A bond premium occurs when the price of the bond has increased in the secondary market due to a drop in market interest rates. A bond sold at a premium to par has a market price that is above the face value amount. The difference between the bond's carrying value and the bond's face value is the premium of the bond. For example, a bond that has a face value of $1,000 but is sold for $1,050 has a $50 premium. Over time, as the bond premium approaches maturity, the value of the bond falls until it is at par on the maturity date. The gradual decrease in the value of the bond is called amortization.

For a bond investor, the premium paid for a bond represents part of the cost basis of the bond, for tax purposes. If the bond pays taxable interest, the bondholder can choose to amortize the premium, that is, use a part of the premium to reduce the amount of interest income included for taxes. Those who invest in taxable premium bonds typically benefit from amortizing the premium, because the amount amortized can be used to offset the interest income from the bond, which will reduce the amount of taxable income the investor will have to pay with respect to the bond. The cost basis of the taxable bond is reduced by the amount of premium amortized each year.

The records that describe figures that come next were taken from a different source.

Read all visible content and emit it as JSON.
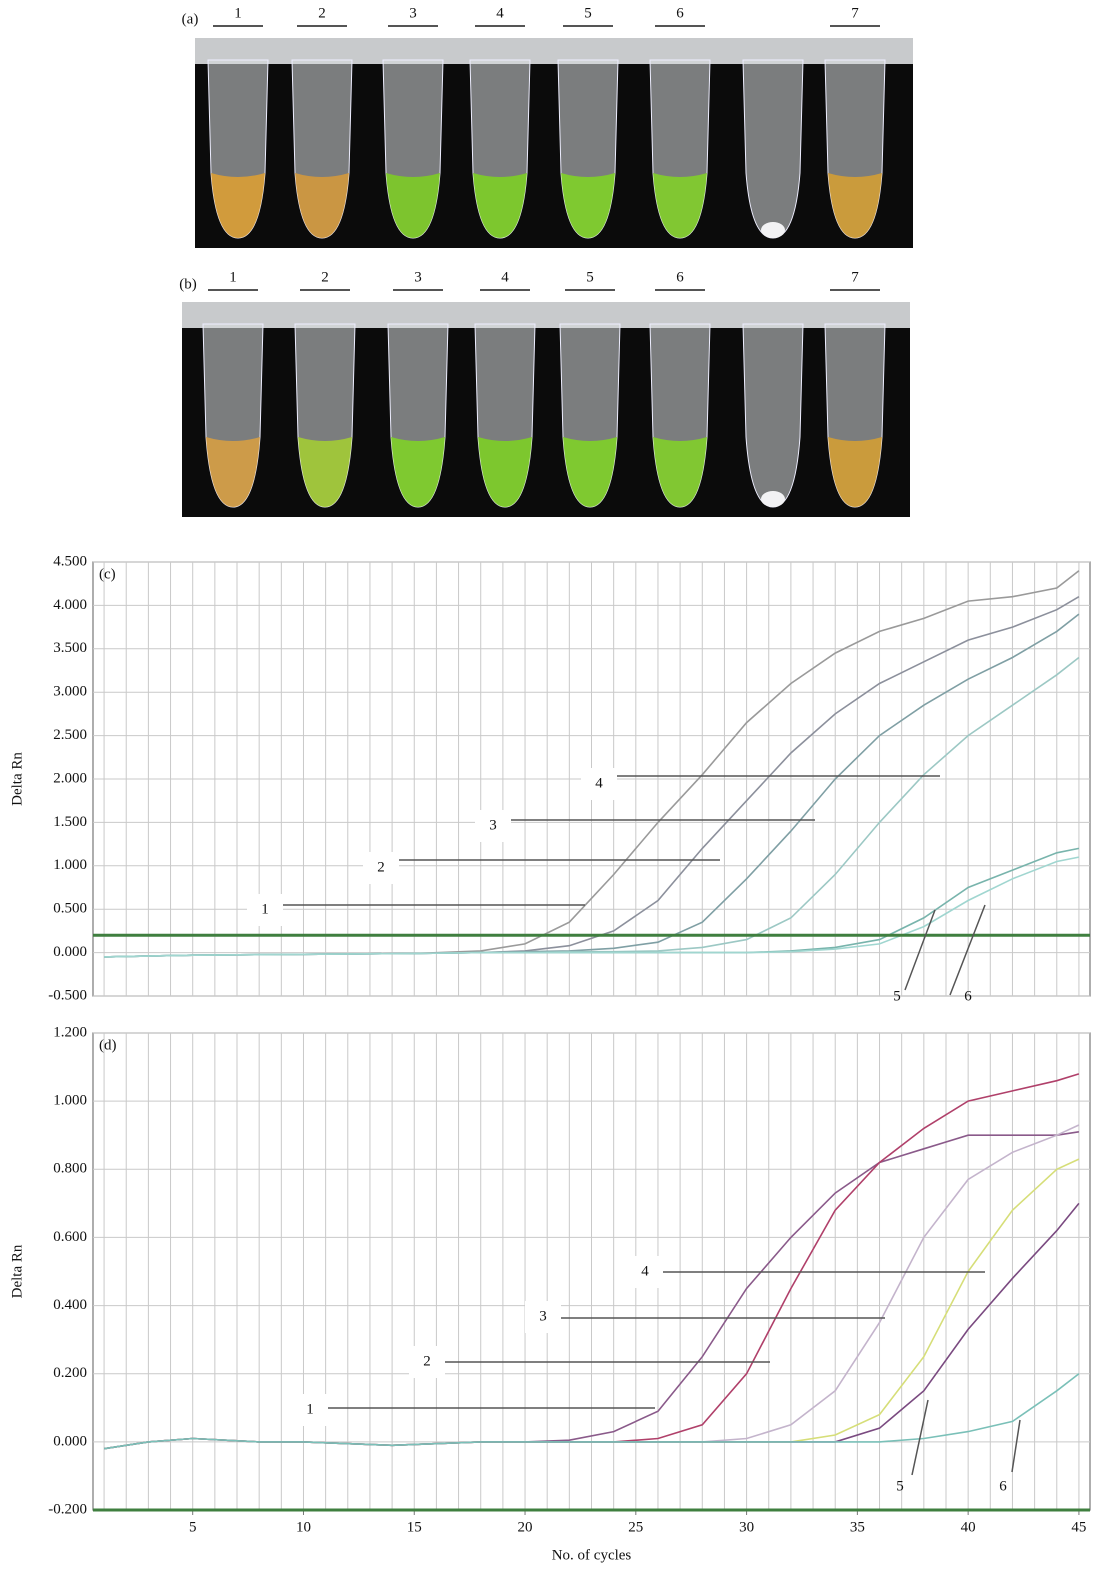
{
  "panels": [
    {
      "label": "(a)",
      "tubes": [
        "1",
        "2",
        "3",
        "4",
        "5",
        "6",
        "7"
      ]
    },
    {
      "label": "(b)",
      "tubes": [
        "1",
        "2",
        "3",
        "4",
        "5",
        "6",
        "7"
      ]
    }
  ],
  "chart_data": [
    {
      "type": "line",
      "label": "(c)",
      "ylabel": "Delta Rn",
      "xlim": [
        0.5,
        45.5
      ],
      "ylim": [
        -0.5,
        4.5
      ],
      "yticks": [
        {
          "value": -0.5,
          "label": "-0.500"
        },
        {
          "value": 0,
          "label": "0.000"
        },
        {
          "value": 0.5,
          "label": "0.500"
        },
        {
          "value": 1,
          "label": "1.000"
        },
        {
          "value": 1.5,
          "label": "1.500"
        },
        {
          "value": 2,
          "label": "2.000"
        },
        {
          "value": 2.5,
          "label": "2.500"
        },
        {
          "value": 3,
          "label": "3.000"
        },
        {
          "value": 3.5,
          "label": "3.500"
        },
        {
          "value": 4,
          "label": "4.000"
        },
        {
          "value": 4.5,
          "label": "4.500"
        }
      ],
      "grid": true,
      "threshold": 0.2,
      "threshold_color": "#3f7f3f",
      "x": [
        1,
        5,
        10,
        15,
        18,
        20,
        22,
        24,
        26,
        28,
        30,
        32,
        34,
        36,
        38,
        40,
        42,
        44,
        45
      ],
      "series": [
        {
          "name": "1",
          "color": "#9a9a9a",
          "values": [
            -0.05,
            -0.03,
            -0.02,
            -0.01,
            0.02,
            0.1,
            0.35,
            0.9,
            1.5,
            2.05,
            2.65,
            3.1,
            3.45,
            3.7,
            3.85,
            4.05,
            4.1,
            4.2,
            4.4
          ]
        },
        {
          "name": "2",
          "color": "#8c909c",
          "values": [
            -0.05,
            -0.03,
            -0.02,
            -0.01,
            0,
            0.02,
            0.08,
            0.25,
            0.6,
            1.2,
            1.75,
            2.3,
            2.75,
            3.1,
            3.35,
            3.6,
            3.75,
            3.95,
            4.1
          ]
        },
        {
          "name": "3",
          "color": "#7f9fa4",
          "values": [
            -0.05,
            -0.03,
            -0.02,
            -0.01,
            0,
            0.01,
            0.02,
            0.05,
            0.12,
            0.35,
            0.85,
            1.4,
            2.0,
            2.5,
            2.85,
            3.15,
            3.4,
            3.7,
            3.9
          ]
        },
        {
          "name": "4",
          "color": "#9cc8c4",
          "values": [
            -0.05,
            -0.03,
            -0.02,
            -0.01,
            0,
            0,
            0.01,
            0.01,
            0.02,
            0.06,
            0.15,
            0.4,
            0.9,
            1.5,
            2.05,
            2.5,
            2.85,
            3.2,
            3.4
          ]
        },
        {
          "name": "5",
          "color": "#78b4ac",
          "values": [
            -0.05,
            -0.03,
            -0.02,
            -0.01,
            0,
            0,
            0,
            0,
            0,
            0,
            0,
            0.02,
            0.06,
            0.15,
            0.4,
            0.75,
            0.95,
            1.15,
            1.2
          ]
        },
        {
          "name": "6",
          "color": "#a0d6d0",
          "values": [
            -0.05,
            -0.03,
            -0.02,
            -0.01,
            0,
            0,
            0,
            0,
            0,
            0,
            0,
            0.01,
            0.04,
            0.1,
            0.3,
            0.6,
            0.85,
            1.05,
            1.1
          ]
        }
      ]
    },
    {
      "type": "line",
      "label": "(d)",
      "ylabel": "Delta Rn",
      "xlabel": "No. of cycles",
      "xlim": [
        0.5,
        45.5
      ],
      "ylim": [
        -0.2,
        1.2
      ],
      "xticks": [
        5,
        10,
        15,
        20,
        25,
        30,
        35,
        40,
        45
      ],
      "yticks": [
        {
          "value": -0.2,
          "label": "-0.200"
        },
        {
          "value": 0,
          "label": "0.000"
        },
        {
          "value": 0.2,
          "label": "0.200"
        },
        {
          "value": 0.4,
          "label": "0.400"
        },
        {
          "value": 0.6,
          "label": "0.600"
        },
        {
          "value": 0.8,
          "label": "0.800"
        },
        {
          "value": 1,
          "label": "1.000"
        },
        {
          "value": 1.2,
          "label": "1.200"
        }
      ],
      "grid": true,
      "threshold": -0.2,
      "threshold_color": "#3f7f3f",
      "x": [
        1,
        3,
        5,
        8,
        10,
        14,
        18,
        20,
        22,
        24,
        26,
        28,
        30,
        32,
        34,
        36,
        38,
        40,
        42,
        44,
        45
      ],
      "series": [
        {
          "name": "1",
          "color": "#8a5a8a",
          "values": [
            -0.02,
            0,
            0.01,
            0,
            0,
            -0.01,
            0,
            0,
            0.005,
            0.03,
            0.09,
            0.25,
            0.45,
            0.6,
            0.73,
            0.82,
            0.86,
            0.9,
            0.9,
            0.9,
            0.91
          ]
        },
        {
          "name": "2",
          "color": "#b0406a",
          "values": [
            -0.02,
            0,
            0.01,
            0,
            0,
            -0.01,
            0,
            0,
            0,
            0,
            0.01,
            0.05,
            0.2,
            0.45,
            0.68,
            0.82,
            0.92,
            1.0,
            1.03,
            1.06,
            1.08
          ]
        },
        {
          "name": "3",
          "color": "#c4b4cc",
          "values": [
            -0.02,
            0,
            0.01,
            0,
            0,
            -0.01,
            0,
            0,
            0,
            0,
            0,
            0,
            0.01,
            0.05,
            0.15,
            0.35,
            0.6,
            0.77,
            0.85,
            0.9,
            0.93
          ]
        },
        {
          "name": "4",
          "color": "#d6de78",
          "values": [
            -0.02,
            0,
            0.01,
            0,
            0,
            -0.01,
            0,
            0,
            0,
            0,
            0,
            0,
            0,
            0,
            0.02,
            0.08,
            0.25,
            0.5,
            0.68,
            0.8,
            0.83
          ]
        },
        {
          "name": "5",
          "color": "#7a4a80",
          "values": [
            -0.02,
            0,
            0.01,
            0,
            0,
            -0.01,
            0,
            0,
            0,
            0,
            0,
            0,
            0,
            0,
            0,
            0.04,
            0.15,
            0.33,
            0.48,
            0.62,
            0.7
          ]
        },
        {
          "name": "6",
          "color": "#7ac0b8",
          "values": [
            -0.02,
            0,
            0.01,
            0,
            0,
            -0.01,
            0,
            0,
            0,
            0,
            0,
            0,
            0,
            0,
            0,
            0,
            0.01,
            0.03,
            0.06,
            0.15,
            0.2
          ]
        }
      ]
    }
  ]
}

In a case where the bond pays tax-exempt interest, the bond investor must amortize the bond premium. Although this amortized amount is not deductible in determining taxable income, the taxpayer must reduce his or her basis in the bond by the amortization for the year. The IRS requires that the constant yield method be used to amortize a bond premium every year.

## Amortizing Bond Premium Using the Constant Yield Method

The constant yield method amortizes a bond premium by multiplying the adjusted basis by the yield at issuance and then subtracting the coupon interest.

Accrual = Purchase Basis x (YTM /Accrual periods per year) – Coupon Interest

It is used to determine the bond premium amortization for each accrual period. The first step in calculating the premium amortization is to determine the yield to maturity (YTM), which is the discount rate that equates the present value of all remaining payments to be made on the bond to the basis in the bond.

For example, consider an investor that purchased a bond for $10,150. The bond has a five-year maturity date and a par value of $10,000. It pays 5% coupon rate semi-annually and has a yield to maturity of 3.5%. Let’s calculate the amortization for the first period and second period.

Since this bond makes semi-annual payments, the first period is the first 6 months after which the first coupon payment is made. The second period is the next six months, after which the investor receives the second coupon payment. And so on. Since we’re assuming a six-month accrual period, the yield and coupon rate will be divided by 2. Following our example, the yield used to amortize the bond premium is 3.5%/2 = 1.75%, and the coupon payment per period is 5%/2 x $10,000 = $250. The amortization for period 1 is:

Accrual_{period1} = ($10,150 x 1.75%) - $250

Accrual_{period1} = $177.63 - $250

Accrual_{period1} = -$72.38

The bond’s basis for the second period is the purchase price plus the accrual in the first period, that is, $10,150 - $72.38 = $10,077.62.

Accrual_{period2} = ($10,077.62 x 1.75%) - $250

Accrual_{period2} = $176.36 - $250

Accrual_{period2} = -$73.64

Intuitively, a bond purchased at a premium has a negative accrual; in other words, the basis amortizes. For the remaining 8 periods (there are 10 accrual or payment periods for a semi-annual bond with a maturity of 5 years), use the same structure presented above to calculate the amortizable bond premium.